Teaching coaches while becoming a better coach
Outside of OPEX Mentorship, I personally teach a course for coaches here in Arizona. These are coaches who want to level up and become elite, long-term professionals.
This week’s timing couldn’t have been better. In my own course, I’m on a two-week program planning block. At the same time, I am learning new ways to think about planning within the OPEX Method.
This overlay gives me:
A new lens to look at my own systems.
New knowledge that I can bring back to my students.
An opportunity to show them how program design works within a real platform like CoachRx.
For the coaches in my course, I can now not only teach concepts like macro cycles and progression strategies, but also bring in my own client examples and show how that looks on screen.
If you want more educational resources beyond coaching, OPEX shares lots of free material, including guides and tools, through our fitness training downloads and Free CoachRx Resource Library. Their extensive training in coaching education is on the main OPEX Coaching Education website and they also publish quick daily lessons via LearnRx.
The Mountain Range Analogy For Long Term Coaching
Anaki used a simple optic that has stuck with me.
Think of a client’s fitness journey as a mountain range. Many peaks and valleys, many possible routes, many places where the path can change.
Our job as coaches is:
Choose a single peak for the next 12 months.
Map possible routes, trails and base camps.
Decide what equipment we need at each stage.
Along the way, a client might get halfway up and say, “You know what, I really want to go climb that other peak.”
When this happens, a robust scheduling system allows you to:
View the last 6 months of data.
See which base camps you’ve already reached.
Adjust the plan to head for the new peak without throwing away the work you’ve done.
You can only do this cleanly if you follow the path from day one and think long term from the start.
Conclusion
Week 6 of the OPEX Method Mentorship was a stark reminder that good planning is not about haphazard creativity. It is about clarity. Clarity of goals, clarity of phases and clarity of what each session is supposed to do within the bigger picture.

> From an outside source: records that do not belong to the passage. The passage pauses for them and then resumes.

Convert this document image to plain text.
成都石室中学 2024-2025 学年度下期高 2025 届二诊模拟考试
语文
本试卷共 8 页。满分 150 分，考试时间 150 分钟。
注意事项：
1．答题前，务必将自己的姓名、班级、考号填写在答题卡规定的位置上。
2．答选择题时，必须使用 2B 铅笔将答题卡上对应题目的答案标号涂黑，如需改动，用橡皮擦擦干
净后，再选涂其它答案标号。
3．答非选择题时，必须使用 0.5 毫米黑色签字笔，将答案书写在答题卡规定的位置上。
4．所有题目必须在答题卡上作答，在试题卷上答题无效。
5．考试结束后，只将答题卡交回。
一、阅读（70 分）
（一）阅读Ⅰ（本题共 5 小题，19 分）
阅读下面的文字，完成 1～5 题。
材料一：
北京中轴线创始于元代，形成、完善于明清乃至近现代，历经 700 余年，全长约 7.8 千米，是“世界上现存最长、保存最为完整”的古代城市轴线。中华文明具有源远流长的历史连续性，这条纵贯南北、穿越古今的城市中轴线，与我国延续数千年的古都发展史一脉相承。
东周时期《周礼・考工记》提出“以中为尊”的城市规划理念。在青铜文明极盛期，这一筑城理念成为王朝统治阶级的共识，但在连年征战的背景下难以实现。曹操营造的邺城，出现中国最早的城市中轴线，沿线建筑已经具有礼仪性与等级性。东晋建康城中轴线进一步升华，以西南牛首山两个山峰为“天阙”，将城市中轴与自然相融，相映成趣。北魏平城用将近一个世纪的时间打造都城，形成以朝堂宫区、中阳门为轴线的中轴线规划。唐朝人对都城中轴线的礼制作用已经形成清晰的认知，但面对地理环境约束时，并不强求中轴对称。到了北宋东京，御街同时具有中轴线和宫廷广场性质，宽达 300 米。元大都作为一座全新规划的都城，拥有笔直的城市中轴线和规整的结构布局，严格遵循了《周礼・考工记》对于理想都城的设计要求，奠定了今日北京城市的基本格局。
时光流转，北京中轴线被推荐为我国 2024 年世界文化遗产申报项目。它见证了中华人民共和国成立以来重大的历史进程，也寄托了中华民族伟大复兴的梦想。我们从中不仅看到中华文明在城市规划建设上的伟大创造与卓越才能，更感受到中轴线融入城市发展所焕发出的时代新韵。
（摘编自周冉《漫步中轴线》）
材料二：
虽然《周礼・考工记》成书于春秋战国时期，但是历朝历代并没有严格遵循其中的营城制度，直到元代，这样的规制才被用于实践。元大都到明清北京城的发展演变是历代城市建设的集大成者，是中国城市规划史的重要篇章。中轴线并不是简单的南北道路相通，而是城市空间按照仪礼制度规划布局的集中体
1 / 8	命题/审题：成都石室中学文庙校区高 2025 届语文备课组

For me, combining the OPEX framework with the programming features within CoachRx has already changed the way I design programs and how I teach other coaches to do the same. It helps me think more strategically, work more efficiently and deliver a mentoring service that matches the expectations I set.
My mission is to leave a positive mark on how the public views health by educating the next generation of coaches. Putting better systems behind our training is a practical step towards this goal. If you’re a coach, ask yourself: what mountain range are you and your clients looking at, and do you have a clear map to the next peak?